According to the program’s website, the 28-credit certification will prepare students for a career in advanced film manufacturing and related industries in an area that produces more than 30 percent of the world’s coated and dyed film.

Lisa Lyle of the Martinsville Economic Development Corp. says this program will ensure that Martinsville’s largest employers “will have a skilled workforce and the ability to expand their business.”

According to Lyle, the Martinsville location employs approximately 500 workers and Eastman is projected to invest $40 million there over the next three years “if they can secure more job-ready workers needed to achieve their growth and make these investments.”

Charles Fraley, human resource manager at Eastman, sees the training program as vital to the company’s ability to exist.

“We see a demographic shift in our workforce with baby boomers retiring. New generations of workers don’t have the skills to fill the gap,” he says.

So Eastman approached PHCC and other community stakeholders to outline their current and future workforce needs, says Rhonda Hodges, dean of workforce development and continuing education.

“PHCC was prepared to respond quickly to this need because of our innovative programming model. We typically begin new program development by [allowing] employers [to] outline their workforce needs and skill gaps. [Then we engage the] employers in developing the curriculum to meet these needs. We were very encouraged that Eastman approached us and with their ongoing level of engagement and support,” Hodges says.

In order to encourage participation in the program, “Eastman [will be] supporting scholarships through the partnership and students interested should work with the community college financial aid office,” says Pat Caldarera, site manager at Eastman Martinsville.

Hodges sees the program being beneficial to the Martinsville region.

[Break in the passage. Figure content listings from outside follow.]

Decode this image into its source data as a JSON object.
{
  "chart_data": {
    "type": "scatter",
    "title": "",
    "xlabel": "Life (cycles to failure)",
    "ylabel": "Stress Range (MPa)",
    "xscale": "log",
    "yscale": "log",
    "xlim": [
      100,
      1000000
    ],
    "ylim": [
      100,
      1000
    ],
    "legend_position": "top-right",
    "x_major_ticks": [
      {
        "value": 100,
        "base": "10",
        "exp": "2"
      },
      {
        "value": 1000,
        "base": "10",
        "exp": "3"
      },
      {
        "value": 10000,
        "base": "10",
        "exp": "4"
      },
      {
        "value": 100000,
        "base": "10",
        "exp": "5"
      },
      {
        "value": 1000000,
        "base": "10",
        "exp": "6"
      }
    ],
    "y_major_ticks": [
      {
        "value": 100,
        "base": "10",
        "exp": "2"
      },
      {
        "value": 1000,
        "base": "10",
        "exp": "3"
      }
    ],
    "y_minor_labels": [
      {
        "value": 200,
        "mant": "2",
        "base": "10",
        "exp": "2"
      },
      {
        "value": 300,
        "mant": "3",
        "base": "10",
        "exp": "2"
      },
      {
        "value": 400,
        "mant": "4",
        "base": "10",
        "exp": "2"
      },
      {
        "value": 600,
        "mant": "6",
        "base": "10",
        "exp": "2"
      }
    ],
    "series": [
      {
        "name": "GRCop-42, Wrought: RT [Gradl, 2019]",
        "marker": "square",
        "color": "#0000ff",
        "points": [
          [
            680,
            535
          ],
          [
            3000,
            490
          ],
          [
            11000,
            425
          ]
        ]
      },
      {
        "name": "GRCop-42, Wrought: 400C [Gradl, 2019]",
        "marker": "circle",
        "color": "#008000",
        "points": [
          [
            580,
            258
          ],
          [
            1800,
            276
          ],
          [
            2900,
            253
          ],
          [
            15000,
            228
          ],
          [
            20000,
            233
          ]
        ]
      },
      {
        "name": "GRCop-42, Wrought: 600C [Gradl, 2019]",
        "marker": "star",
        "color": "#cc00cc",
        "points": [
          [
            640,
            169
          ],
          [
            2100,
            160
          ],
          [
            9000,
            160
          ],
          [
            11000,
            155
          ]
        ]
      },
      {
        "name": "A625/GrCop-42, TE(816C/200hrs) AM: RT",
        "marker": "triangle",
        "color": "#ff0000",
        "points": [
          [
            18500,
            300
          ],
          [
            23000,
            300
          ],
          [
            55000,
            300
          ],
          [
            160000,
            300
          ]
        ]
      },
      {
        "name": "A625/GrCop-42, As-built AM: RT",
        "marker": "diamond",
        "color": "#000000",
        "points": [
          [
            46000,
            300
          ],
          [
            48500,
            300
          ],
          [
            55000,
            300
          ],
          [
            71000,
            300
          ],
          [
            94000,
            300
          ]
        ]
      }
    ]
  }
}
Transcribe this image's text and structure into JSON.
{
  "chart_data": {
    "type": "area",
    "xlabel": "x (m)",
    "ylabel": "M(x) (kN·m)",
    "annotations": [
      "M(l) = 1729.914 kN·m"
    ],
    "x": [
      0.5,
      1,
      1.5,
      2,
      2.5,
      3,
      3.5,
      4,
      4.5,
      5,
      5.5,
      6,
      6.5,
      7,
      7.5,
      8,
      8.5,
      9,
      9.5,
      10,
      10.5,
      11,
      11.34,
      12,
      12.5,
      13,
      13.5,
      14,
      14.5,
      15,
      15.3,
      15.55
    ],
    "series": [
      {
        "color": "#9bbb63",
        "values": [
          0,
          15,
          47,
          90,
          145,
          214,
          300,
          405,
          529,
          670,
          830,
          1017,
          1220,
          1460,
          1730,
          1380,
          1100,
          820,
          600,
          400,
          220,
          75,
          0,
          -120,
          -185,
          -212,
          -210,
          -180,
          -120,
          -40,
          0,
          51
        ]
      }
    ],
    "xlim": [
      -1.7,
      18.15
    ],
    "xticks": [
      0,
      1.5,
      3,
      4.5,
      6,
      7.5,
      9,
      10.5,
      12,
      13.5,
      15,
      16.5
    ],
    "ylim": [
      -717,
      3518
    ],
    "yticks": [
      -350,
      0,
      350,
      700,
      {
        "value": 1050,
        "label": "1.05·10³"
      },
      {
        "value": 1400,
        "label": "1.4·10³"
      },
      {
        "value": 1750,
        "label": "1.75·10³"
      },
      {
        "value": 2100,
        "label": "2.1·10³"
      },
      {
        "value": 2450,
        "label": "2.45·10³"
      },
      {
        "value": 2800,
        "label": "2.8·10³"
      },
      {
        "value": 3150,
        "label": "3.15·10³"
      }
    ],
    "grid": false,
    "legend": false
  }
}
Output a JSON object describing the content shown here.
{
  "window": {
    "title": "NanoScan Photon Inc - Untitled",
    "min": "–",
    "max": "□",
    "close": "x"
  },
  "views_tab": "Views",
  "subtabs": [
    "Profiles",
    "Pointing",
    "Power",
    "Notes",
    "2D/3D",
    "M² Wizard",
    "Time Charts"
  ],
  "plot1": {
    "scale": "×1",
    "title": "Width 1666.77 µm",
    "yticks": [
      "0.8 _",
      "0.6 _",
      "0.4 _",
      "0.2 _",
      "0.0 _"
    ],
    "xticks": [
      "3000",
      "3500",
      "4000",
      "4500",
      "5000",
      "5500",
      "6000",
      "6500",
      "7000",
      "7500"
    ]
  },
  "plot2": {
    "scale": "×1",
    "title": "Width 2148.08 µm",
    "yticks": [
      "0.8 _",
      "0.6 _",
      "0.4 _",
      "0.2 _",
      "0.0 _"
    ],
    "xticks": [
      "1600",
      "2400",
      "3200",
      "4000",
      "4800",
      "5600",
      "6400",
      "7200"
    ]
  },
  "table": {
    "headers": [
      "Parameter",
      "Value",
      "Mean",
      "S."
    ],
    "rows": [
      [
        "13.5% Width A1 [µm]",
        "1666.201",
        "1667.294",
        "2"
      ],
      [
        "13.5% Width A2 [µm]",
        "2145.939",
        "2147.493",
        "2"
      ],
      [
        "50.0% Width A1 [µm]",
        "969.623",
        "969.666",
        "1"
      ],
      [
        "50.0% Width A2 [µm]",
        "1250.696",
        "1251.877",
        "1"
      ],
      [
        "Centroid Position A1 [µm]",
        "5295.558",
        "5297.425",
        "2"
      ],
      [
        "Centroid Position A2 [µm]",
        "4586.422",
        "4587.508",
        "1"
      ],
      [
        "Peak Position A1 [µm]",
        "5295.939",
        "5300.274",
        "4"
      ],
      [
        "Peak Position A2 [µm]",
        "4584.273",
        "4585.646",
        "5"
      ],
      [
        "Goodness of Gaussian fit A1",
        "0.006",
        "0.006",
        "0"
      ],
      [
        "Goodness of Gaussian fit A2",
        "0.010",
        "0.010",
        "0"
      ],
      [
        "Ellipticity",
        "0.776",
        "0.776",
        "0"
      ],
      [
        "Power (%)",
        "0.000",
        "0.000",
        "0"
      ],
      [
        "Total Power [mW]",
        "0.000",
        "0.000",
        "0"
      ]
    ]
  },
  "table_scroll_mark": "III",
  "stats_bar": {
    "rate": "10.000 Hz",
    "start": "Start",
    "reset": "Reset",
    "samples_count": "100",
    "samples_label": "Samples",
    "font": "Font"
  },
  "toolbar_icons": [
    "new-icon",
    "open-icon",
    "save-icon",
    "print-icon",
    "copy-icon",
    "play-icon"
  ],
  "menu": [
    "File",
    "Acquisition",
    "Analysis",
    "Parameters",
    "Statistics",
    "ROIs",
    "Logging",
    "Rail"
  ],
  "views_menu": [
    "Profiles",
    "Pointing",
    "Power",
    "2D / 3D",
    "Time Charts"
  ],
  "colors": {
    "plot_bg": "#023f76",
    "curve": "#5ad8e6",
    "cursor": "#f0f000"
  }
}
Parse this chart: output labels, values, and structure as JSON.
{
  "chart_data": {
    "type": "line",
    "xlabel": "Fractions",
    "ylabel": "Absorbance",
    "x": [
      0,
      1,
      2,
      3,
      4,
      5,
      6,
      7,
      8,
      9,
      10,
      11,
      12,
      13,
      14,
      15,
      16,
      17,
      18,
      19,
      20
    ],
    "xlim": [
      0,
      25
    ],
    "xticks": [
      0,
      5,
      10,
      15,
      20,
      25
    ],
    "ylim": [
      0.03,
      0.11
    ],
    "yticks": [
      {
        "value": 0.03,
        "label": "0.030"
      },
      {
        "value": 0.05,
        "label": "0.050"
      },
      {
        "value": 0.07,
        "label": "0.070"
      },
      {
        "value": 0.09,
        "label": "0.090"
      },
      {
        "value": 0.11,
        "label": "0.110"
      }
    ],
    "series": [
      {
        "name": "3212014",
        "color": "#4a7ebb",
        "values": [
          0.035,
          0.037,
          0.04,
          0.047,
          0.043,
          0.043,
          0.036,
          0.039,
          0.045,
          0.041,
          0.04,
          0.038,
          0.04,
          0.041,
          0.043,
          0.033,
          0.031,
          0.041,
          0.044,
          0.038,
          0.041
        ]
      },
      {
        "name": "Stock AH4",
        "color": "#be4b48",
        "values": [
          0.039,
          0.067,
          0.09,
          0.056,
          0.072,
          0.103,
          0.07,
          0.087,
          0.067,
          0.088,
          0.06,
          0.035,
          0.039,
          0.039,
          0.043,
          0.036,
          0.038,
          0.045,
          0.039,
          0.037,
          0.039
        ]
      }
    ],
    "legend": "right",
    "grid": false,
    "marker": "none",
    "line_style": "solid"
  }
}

“Hopes are high for this program! We believe this program will be beneficial to our existing industries by helping them acquire the skilled workforce they need to meet current demands and future expansions. It is also a wonderful opportunity for our students to begin a rewarding career pathway in a growing and exciting industry sector,” she says.

And careers are what the area needs. In a state with a 5.3 percent unemployment rate, Martinsville, Va. has an unemployment rate of 10.8 percent, according to the U.S. Bureau of Labor Statistics.

Caldarera says, “Applicants who have graduated from the program [will be] guaranteed an interview with Eastman, and if hired, [they] can expect a highly competitive starting wage with a staged progression over a four-year period.”

The program began August 26. More information can be found at www.advancedfilm.org.